I admit, I’ve given the Telltale Guardians of the Galaxy game some hard knocks. Through a conversation with some fellow Game of Thrones fans, while they were showing off the same studio’s take on that franchise, it all came clear to me. The Telltale platform and genre is not inherently problematic — it is this story and their handling of this franchise that is the biggest weakness. Their concept and platform are sound. They just suck at writing and execution for this title.

That said, Episode 3 (More Than A Feeling) makes a pretty big improvement on the story and gives some more engaging roots to their version of the characters. This time around, I started to care a bit about their plight, and the events and results of the quest. This installment seems more purpose-driven with its flashbacks and the time spent on them than the previous episode.

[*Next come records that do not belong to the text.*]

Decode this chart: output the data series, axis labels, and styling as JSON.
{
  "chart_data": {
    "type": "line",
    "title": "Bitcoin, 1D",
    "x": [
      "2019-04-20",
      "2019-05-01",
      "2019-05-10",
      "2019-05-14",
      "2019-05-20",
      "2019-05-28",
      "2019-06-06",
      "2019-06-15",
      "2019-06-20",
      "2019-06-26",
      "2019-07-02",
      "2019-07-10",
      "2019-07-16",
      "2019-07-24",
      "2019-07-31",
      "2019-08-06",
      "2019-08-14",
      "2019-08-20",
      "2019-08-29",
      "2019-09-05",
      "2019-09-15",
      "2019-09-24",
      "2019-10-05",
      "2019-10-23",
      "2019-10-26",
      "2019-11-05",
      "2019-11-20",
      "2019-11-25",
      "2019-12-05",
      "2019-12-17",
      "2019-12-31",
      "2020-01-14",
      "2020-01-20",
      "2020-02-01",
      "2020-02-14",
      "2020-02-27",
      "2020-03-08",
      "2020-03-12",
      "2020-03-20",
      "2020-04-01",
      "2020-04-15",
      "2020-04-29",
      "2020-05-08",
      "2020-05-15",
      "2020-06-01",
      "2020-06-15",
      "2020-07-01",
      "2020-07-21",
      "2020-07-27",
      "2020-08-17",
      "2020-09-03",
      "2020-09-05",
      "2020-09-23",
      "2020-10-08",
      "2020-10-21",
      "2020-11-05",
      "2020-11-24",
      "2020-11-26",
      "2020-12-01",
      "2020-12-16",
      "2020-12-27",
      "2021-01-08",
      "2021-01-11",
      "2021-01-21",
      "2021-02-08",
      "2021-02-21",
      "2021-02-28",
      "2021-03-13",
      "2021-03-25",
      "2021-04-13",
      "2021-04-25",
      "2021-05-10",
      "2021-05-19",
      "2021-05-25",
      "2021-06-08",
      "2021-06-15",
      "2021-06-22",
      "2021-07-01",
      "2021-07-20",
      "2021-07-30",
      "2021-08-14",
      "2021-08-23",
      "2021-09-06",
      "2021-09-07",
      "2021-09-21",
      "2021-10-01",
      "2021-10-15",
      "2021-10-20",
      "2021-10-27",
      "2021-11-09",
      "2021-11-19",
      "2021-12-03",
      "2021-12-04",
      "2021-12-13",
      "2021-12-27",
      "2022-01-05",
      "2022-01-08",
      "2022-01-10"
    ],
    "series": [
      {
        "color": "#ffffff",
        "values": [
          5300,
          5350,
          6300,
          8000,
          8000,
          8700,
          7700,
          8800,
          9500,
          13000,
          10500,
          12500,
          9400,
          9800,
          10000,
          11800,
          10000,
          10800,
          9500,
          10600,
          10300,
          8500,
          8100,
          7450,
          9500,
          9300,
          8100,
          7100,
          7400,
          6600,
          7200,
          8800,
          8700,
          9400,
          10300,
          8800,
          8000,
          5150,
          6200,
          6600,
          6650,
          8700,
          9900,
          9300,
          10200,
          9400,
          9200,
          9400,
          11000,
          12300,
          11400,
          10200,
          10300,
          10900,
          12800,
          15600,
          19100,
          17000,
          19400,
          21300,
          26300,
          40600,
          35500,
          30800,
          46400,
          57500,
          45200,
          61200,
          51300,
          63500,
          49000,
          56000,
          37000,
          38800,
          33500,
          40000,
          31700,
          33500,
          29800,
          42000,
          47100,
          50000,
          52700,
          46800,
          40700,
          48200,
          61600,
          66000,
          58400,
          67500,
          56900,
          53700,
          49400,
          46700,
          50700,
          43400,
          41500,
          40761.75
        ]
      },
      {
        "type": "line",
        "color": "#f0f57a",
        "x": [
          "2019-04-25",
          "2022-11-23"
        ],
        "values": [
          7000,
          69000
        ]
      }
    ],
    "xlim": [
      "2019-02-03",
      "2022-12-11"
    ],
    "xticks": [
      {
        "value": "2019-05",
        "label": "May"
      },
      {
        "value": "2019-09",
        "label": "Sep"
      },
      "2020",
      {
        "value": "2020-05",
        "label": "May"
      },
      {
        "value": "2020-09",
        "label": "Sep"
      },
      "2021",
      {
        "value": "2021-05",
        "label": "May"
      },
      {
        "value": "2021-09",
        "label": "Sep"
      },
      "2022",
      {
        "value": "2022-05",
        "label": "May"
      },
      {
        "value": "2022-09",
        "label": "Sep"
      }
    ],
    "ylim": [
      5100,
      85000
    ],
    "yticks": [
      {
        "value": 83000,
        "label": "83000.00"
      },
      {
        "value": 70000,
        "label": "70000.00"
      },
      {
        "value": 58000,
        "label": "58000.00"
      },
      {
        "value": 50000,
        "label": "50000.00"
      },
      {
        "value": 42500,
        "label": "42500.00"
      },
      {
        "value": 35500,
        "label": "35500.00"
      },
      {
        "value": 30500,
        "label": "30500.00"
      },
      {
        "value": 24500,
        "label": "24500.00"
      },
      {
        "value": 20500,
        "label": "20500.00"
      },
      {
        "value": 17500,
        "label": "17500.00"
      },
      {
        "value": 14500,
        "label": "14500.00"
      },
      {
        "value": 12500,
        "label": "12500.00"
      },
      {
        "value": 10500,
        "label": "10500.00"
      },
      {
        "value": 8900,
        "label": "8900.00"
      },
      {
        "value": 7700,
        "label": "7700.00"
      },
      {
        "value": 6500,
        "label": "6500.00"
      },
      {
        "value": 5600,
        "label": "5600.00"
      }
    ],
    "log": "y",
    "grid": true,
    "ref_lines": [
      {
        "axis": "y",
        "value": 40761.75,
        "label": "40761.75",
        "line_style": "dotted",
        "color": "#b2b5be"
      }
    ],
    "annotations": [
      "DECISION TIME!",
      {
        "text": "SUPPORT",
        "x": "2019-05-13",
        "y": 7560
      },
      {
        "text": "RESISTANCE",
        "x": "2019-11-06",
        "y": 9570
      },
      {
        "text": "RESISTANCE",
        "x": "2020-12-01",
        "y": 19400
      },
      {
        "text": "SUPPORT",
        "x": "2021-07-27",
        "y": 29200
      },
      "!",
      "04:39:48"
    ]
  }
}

Another improved element is more opportunity in the given choices and dialogue to play with Peter Quill’s humor and smart-ass disposition. With the addition of Mantis to the story, players have the chance to make decisions in his interactions with this new addition to the team, and that helps freshen up things a bit.

This episode also ends on a more believable dark note than the implausible ending of Episode 1 or the utilitarian end of Episode 2. The pace and positioning of it seems appropriate for the middle of the overall tale, and the awkwardness of it lacking a fit in either the comic or movie continuum is dulled more.

None of these positives affect the overall tedium of the game at a larger scale. For one, the controls are still incredibly finicky, with annoying locations of button alerts (now popping up on the backs of guns or belt buckles, etc) and far-too-precise requirements for arrow controls. They do keep a certain appropriateness of button types (like R2 continuing to be used as a trigger), but the camera position of the action still reduces such scenes to a melee whack-a-mole game.

As with previous installments, these characters seem more animatronic and plastic than other Telltale titles, even though the pacing and action help keep your mind off that fact for a bit. I still walked away feeling like I’d just played a giant action figure game using wax museum dummies.

Speaking of robotic traits, there is a painfully similar re-use of the same puzzle concept as Episode 2, toward the end of this installment. It seems that recycling a lot of elements from episode to episode is the method being used by the game creators, and it shows.

A big key to the now-mixed feelings I am churning up for this title may be an age issue. When I really think about it, my 10-year-old probably should be playing and reviewing these games, as it doesn’t bother him as much. Perhaps it is the sheer volume of time it can occupy to plod through the motions, or the nagging feeling that spending an hour and a half of this game is just an hour and a half less time I could be playing Destiny 2.

Whatever the case, it is nice to see the story improving, despite the inherent flaws in the concept. I’ll give this one a charitable 3/5.